Représentant l’AMF à cette réunion, le maire de Saint-Étienne, Gaël Perdriau, président de la commission des affaires sociales de l’association, a dénoncé « une situation de catastrophe sociale et humaine »  qui risque de « s’aggraver au fil des mois » : selon la Banque alimentaire, entre 3 et 8 millions de personnes en France n’ont plus les moyens de se nourrir correctement. S’il a salué l’action et le « dévouement »  des associations et de leurs 200 000 bénévoles, le maire de Saint-Étienne a jugé en revanche nécessaire de « s’interroger sur l’efficacité réelle des politiques publiques conduites ». Certes, la loi Egalim du 30 octobre 2018 a affiché des objectifs très ambitieux – mais force est de constater que malgré cela, la précarité alimentaire ne recule pas, bien au contraire. 

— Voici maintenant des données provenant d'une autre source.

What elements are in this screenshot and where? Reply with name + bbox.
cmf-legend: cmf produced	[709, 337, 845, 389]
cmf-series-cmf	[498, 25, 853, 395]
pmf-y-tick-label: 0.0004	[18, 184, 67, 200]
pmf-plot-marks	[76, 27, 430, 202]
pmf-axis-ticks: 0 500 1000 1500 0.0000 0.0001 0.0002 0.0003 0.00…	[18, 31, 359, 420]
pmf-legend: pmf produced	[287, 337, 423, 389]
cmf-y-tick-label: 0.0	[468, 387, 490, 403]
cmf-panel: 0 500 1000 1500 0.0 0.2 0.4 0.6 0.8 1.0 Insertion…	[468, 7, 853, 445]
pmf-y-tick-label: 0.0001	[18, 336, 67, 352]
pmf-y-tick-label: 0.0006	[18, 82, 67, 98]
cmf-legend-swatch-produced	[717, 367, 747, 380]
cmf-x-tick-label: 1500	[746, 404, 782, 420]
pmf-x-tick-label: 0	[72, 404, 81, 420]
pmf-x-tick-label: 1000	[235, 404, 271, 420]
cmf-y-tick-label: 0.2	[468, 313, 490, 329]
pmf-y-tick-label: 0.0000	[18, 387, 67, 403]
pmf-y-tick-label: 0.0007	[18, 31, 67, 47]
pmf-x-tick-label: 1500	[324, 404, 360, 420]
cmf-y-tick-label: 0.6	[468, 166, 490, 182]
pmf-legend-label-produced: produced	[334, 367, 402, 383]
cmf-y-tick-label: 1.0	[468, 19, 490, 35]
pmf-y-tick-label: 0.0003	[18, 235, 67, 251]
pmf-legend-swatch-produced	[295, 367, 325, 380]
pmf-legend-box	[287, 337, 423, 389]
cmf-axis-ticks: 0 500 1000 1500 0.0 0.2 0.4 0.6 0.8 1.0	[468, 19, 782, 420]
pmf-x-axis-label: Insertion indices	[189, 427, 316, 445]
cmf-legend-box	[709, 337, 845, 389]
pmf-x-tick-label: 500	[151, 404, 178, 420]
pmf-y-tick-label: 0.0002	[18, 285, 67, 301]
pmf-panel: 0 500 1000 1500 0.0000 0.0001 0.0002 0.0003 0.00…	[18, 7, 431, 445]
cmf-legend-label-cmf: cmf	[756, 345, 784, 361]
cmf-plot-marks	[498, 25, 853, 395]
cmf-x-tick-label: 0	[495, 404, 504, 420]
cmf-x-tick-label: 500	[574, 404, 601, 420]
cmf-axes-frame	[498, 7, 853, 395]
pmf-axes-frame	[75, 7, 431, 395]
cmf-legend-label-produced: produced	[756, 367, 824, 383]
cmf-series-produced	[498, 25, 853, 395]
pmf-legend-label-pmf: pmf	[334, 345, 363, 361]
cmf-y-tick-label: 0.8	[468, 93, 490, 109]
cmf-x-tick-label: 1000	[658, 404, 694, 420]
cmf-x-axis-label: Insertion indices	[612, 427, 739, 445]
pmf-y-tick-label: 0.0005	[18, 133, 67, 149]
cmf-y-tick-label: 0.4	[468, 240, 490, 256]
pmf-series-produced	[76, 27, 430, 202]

Gaël Perdriau a demandé que soit « reconnu le rôle majeur, dans la lutte contre la précarité, des maires et des présidents des intercommunalités qui sont, par le biais des CCAS et CIAS, les premiers responsables de l’accueil des personnes en situation de grande fragilité sociale, entraînant l’accroissement de l’effort financier des collectivités dans un contexte de contrainte budgétaire imposé par l’État ». 

Refondre les dispositifs
L’AMF, qui dénonce depuis longtemps le manque de moyens alloués aux communes face à l’augmentation de la pauvreté, demande aujourd’hui « une évaluation quantitative et qualitative des dispositifs de la stratégie pauvreté ». En particulier, la tarification sociale des cantines et les petits déjeuners gratuits, mesures mises en place l’an dernier dans le cadre du Plan pauvreté.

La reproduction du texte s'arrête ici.